The number of workers who died last year in work-related accidents at mining operations nationwide was the second lowest on record.
Last year, 36 workers died in mine accidents, 19 at coal mines and 17 at metal and nonmetal mines, according to preliminary information from the federal Mine Safety and Health Administration.
Pennsylvania, which ranks fourth in coal production nationwide, saw its third consecutive year of zero coal mine fatalities.
“Of all miners working in mines last year, fewer lost their lives in mining accidents and more returned home safely to their family and friends at the end of their shifts,” Joe Main, head of the MSHA and a Greene County native, said in a release.
“While mining deaths and injuries, due to the efforts of all in the mining industry, have reached historic lows, more actions are needed to prevent mining injuries, illnesses and deaths,” he said.
Of the 36 deaths last year, seven were in West Virginia, five in Kentucky, three each in New York and Alabama, two each in Montana and Florida and one each in Arizona, California, Colorado, Georgia, Illinois, Indiana, Maryland, Nebraska, Nevada, North Carolina, Ohio, Oklahoma, Tennessee and Virginia.
According to MSHA, the leading cause of fatalities involved powered haulages, which include motor and rail cars, trucks, conveyors, shuttle cars, front-end loaders and cranes. Accidents involving powered haulages claimed the lives of 10 miners.
Other causes included machinery accidents, which killed six; slip or fall accidents, which also claimed six lives; and rib falls, which killed three miners.

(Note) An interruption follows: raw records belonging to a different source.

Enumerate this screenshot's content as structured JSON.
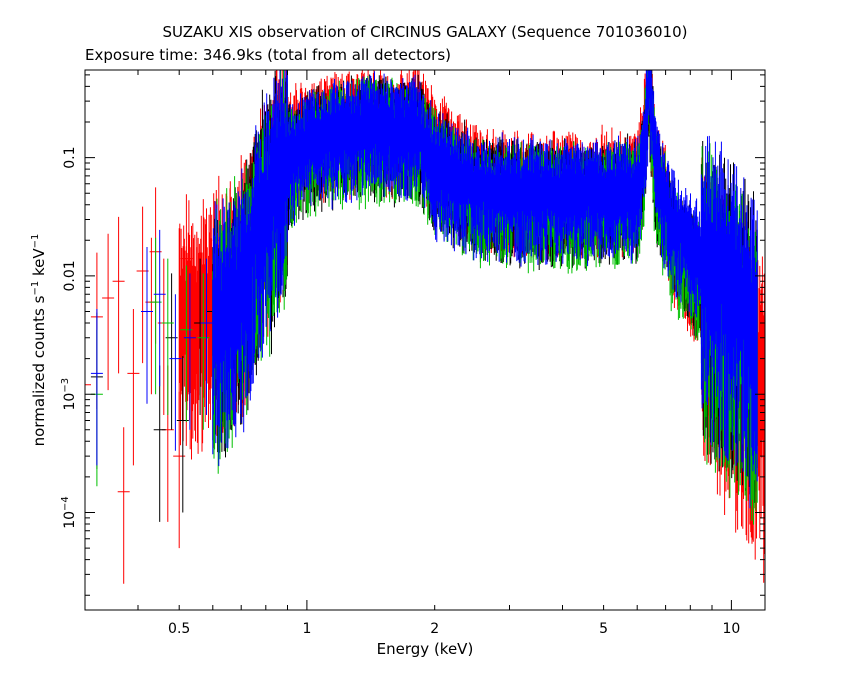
{
  "chart_data": {
    "type": "scatter",
    "title": "SUZAKU XIS observation of CIRCINUS GALAXY (Sequence 701036010)",
    "subtitle": "Exposure time: 346.9ks (total from all detectors)",
    "xlabel": "Energy (keV)",
    "ylabel_parts": {
      "base": "normalized counts s",
      "sup1": "−1",
      "mid": " keV",
      "sup2": "−1"
    },
    "x_scale": "log",
    "y_scale": "log",
    "xlim": [
      0.3,
      12
    ],
    "ylim": [
      1.5e-05,
      0.55
    ],
    "grid": false,
    "x_ticks": [
      {
        "value": 0.5,
        "label": "0.5"
      },
      {
        "value": 1,
        "label": "1"
      },
      {
        "value": 2,
        "label": "2"
      },
      {
        "value": 5,
        "label": "5"
      },
      {
        "value": 10,
        "label": "10"
      }
    ],
    "y_ticks": [
      {
        "value": 0.1,
        "label": "0.1"
      },
      {
        "value": 0.01,
        "label": "0.01"
      },
      {
        "value": 0.001,
        "base": "10",
        "exp": "−3"
      },
      {
        "value": 0.0001,
        "base": "10",
        "exp": "−4"
      }
    ],
    "series": [
      {
        "color": "#ff0000",
        "e_min": 0.5,
        "e_max": 12,
        "model": [
          [
            0.5,
            0.004
          ],
          [
            0.6,
            0.006
          ],
          [
            0.7,
            0.009
          ],
          [
            0.8,
            0.05
          ],
          [
            0.9,
            0.13
          ],
          [
            1.0,
            0.16
          ],
          [
            1.2,
            0.19
          ],
          [
            1.4,
            0.22
          ],
          [
            1.6,
            0.17
          ],
          [
            1.8,
            0.25
          ],
          [
            2.0,
            0.12
          ],
          [
            2.2,
            0.09
          ],
          [
            2.5,
            0.065
          ],
          [
            3.0,
            0.06
          ],
          [
            4.0,
            0.058
          ],
          [
            5.0,
            0.058
          ],
          [
            6.0,
            0.06
          ],
          [
            6.2,
            0.13
          ],
          [
            6.4,
            0.52
          ],
          [
            6.6,
            0.1
          ],
          [
            6.8,
            0.06
          ],
          [
            7.0,
            0.05
          ],
          [
            7.2,
            0.02
          ],
          [
            8.0,
            0.012
          ],
          [
            9.0,
            0.006
          ],
          [
            10.0,
            0.003
          ],
          [
            11.0,
            0.0015
          ],
          [
            12.0,
            0.0008
          ]
        ],
        "low_points": [
          [
            0.3,
            0.0012
          ],
          [
            0.32,
            0.0045
          ],
          [
            0.34,
            0.0065
          ],
          [
            0.36,
            0.009
          ],
          [
            0.37,
            0.00015
          ],
          [
            0.39,
            0.0015
          ],
          [
            0.41,
            0.011
          ],
          [
            0.43,
            0.006
          ],
          [
            0.44,
            0.016
          ],
          [
            0.46,
            0.004
          ],
          [
            0.47,
            0.0005
          ],
          [
            0.5,
            0.0003
          ],
          [
            0.52,
            0.014
          ],
          [
            0.55,
            0.005
          ],
          [
            0.58,
            0.008
          ],
          [
            0.62,
            0.02
          ],
          [
            0.66,
            0.018
          ],
          [
            0.7,
            0.03
          ]
        ]
      },
      {
        "color": "#000000",
        "e_min": 0.6,
        "e_max": 11.5,
        "model": [
          [
            0.6,
            0.004
          ],
          [
            0.7,
            0.008
          ],
          [
            0.8,
            0.04
          ],
          [
            0.9,
            0.1
          ],
          [
            1.0,
            0.13
          ],
          [
            1.2,
            0.16
          ],
          [
            1.4,
            0.18
          ],
          [
            1.6,
            0.16
          ],
          [
            1.8,
            0.17
          ],
          [
            2.0,
            0.09
          ],
          [
            2.2,
            0.07
          ],
          [
            2.5,
            0.055
          ],
          [
            3.0,
            0.05
          ],
          [
            4.0,
            0.048
          ],
          [
            5.0,
            0.048
          ],
          [
            6.0,
            0.05
          ],
          [
            6.2,
            0.1
          ],
          [
            6.4,
            0.45
          ],
          [
            6.6,
            0.09
          ],
          [
            6.8,
            0.05
          ],
          [
            7.0,
            0.04
          ],
          [
            7.2,
            0.025
          ],
          [
            8.0,
            0.014
          ],
          [
            9.0,
            0.009
          ],
          [
            10.0,
            0.006
          ],
          [
            11.0,
            0.004
          ],
          [
            11.5,
            0.003
          ]
        ],
        "low_points": [
          [
            0.32,
            0.0014
          ],
          [
            0.42,
            0.005
          ],
          [
            0.45,
            0.0005
          ],
          [
            0.48,
            0.003
          ],
          [
            0.51,
            0.0006
          ],
          [
            0.56,
            0.004
          ],
          [
            0.6,
            0.005
          ],
          [
            0.65,
            0.006
          ]
        ]
      },
      {
        "color": "#00c000",
        "e_min": 0.6,
        "e_max": 11.5,
        "model": [
          [
            0.6,
            0.004
          ],
          [
            0.7,
            0.008
          ],
          [
            0.8,
            0.035
          ],
          [
            0.9,
            0.09
          ],
          [
            1.0,
            0.12
          ],
          [
            1.2,
            0.15
          ],
          [
            1.4,
            0.17
          ],
          [
            1.6,
            0.15
          ],
          [
            1.8,
            0.16
          ],
          [
            2.0,
            0.085
          ],
          [
            2.2,
            0.065
          ],
          [
            2.5,
            0.05
          ],
          [
            3.0,
            0.045
          ],
          [
            4.0,
            0.045
          ],
          [
            5.0,
            0.045
          ],
          [
            6.0,
            0.048
          ],
          [
            6.2,
            0.09
          ],
          [
            6.4,
            0.4
          ],
          [
            6.6,
            0.08
          ],
          [
            6.8,
            0.045
          ],
          [
            7.0,
            0.035
          ],
          [
            7.2,
            0.02
          ],
          [
            8.0,
            0.012
          ],
          [
            9.0,
            0.008
          ],
          [
            10.0,
            0.005
          ],
          [
            11.0,
            0.003
          ],
          [
            11.5,
            0.0025
          ]
        ],
        "low_points": [
          [
            0.32,
            0.001
          ],
          [
            0.44,
            0.006
          ],
          [
            0.47,
            0.004
          ],
          [
            0.52,
            0.0035
          ],
          [
            0.57,
            0.003
          ],
          [
            0.62,
            0.004
          ],
          [
            0.68,
            0.006
          ]
        ]
      },
      {
        "color": "#0000ff",
        "e_min": 0.6,
        "e_max": 11.5,
        "model": [
          [
            0.6,
            0.004
          ],
          [
            0.7,
            0.008
          ],
          [
            0.8,
            0.04
          ],
          [
            0.9,
            0.1
          ],
          [
            1.0,
            0.13
          ],
          [
            1.2,
            0.16
          ],
          [
            1.4,
            0.19
          ],
          [
            1.6,
            0.16
          ],
          [
            1.8,
            0.17
          ],
          [
            2.0,
            0.09
          ],
          [
            2.2,
            0.07
          ],
          [
            2.5,
            0.055
          ],
          [
            3.0,
            0.05
          ],
          [
            4.0,
            0.05
          ],
          [
            5.0,
            0.05
          ],
          [
            6.0,
            0.052
          ],
          [
            6.2,
            0.1
          ],
          [
            6.4,
            0.48
          ],
          [
            6.6,
            0.1
          ],
          [
            6.8,
            0.055
          ],
          [
            7.0,
            0.045
          ],
          [
            7.2,
            0.028
          ],
          [
            8.0,
            0.018
          ],
          [
            9.0,
            0.012
          ],
          [
            10.0,
            0.007
          ],
          [
            11.0,
            0.004
          ],
          [
            11.5,
            0.003
          ]
        ],
        "low_points": [
          [
            0.32,
            0.0015
          ],
          [
            0.42,
            0.005
          ],
          [
            0.45,
            0.007
          ],
          [
            0.49,
            0.002
          ],
          [
            0.53,
            0.003
          ],
          [
            0.58,
            0.004
          ],
          [
            0.64,
            0.006
          ]
        ]
      }
    ]
  }
}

Training for miners also continues to be an issue, Main said. Last year, eight deaths involved miners with one year or less experience at the mine, and 13 deaths involved miners with one year or less at the specific job or task.
“These numbers underscore that effective and appropriate training, particularly task training, needs to be provided to miners before they perform a new task,” he said.
Fatalities are preventable, Main said.
The year the Federal Mine Safety and Health Act of 1977 passed, 273 miners died in work-related accidents. Since that time, fatality numbers have steadily declined.
The record low number of mining deaths occurred in 2009, when 35 workers were killed, 17 at metal and nonmetal mines and 18 at coal mines.
In 2010, the number of fatalities jumped as the industry recorded 71 deaths: 48 at coal operations and 23 at metal and nonmetal operations. Of the coal mining fatalities, 29 resulted from the explosion at the Upper Big Branch Mine in West Virginia.
In 2011, 37 miners died as a result of work-related accidents, 16 in metal and non-metal mines and 21 in coal mines.
MSHA has undertaken a number of measures in the last three years to prevent mining deaths, Main said.
They include increased enforcement through impact inspections at mines with poor compliance histories, enhanced pattern of violations actions and special initiatives such as “Rules to Live By” that focuses on the most common causes of mining deaths.
“In order to prevent mine deaths, operators must have in place effective safety and health management programs that are constantly evaluated, find-and-fix programs to identify and eliminate mine hazards and training for all mining personnel,” he said.
Pennsylvania saw its third consecutive year of zero coal mining deaths.
The state’s last mine fatality was at a nonmetal operation. It occurred in December 2011 at a stone crushing operation in New Milford. The last coal fatality was in June 2009 at the Bailey Mine in Greene County.
“We’ve always been committed to zero fatalities,” said George Ellis, president of the Pennsylvania Coal Alliance. He attributed the state’s record to “the 24-7 commitment to mine safety by workers and management employees.”
During the years, the industry has evolved, adopting new technology and procedures to make the mines more safe, he said. “We always have said,” Ellis added, “a safe mine is a productive mine and a productive mine is a safe mine.”
Ed Yankovich, president of District 2 of the United Mine Workers, said he only hopes the trend in mine fatalities will continue. “The goal is always to get to the point where we go a year without having any fatalities,” he said.
Yankovich said the explosion at Upper Big Branch had focused attention on problems in the industry. He also credited Main for increasing enforcement of mining laws. “They’ve embarked on much stricter enforcement of mining laws and that has helped,” he said.
However, even one death is too many and more can be done particularly to strengthen laws regarding mine safety, Yankovich said. “Congress needs to act to make mines safer, then we may get to the point where there are no fatalities,” he said.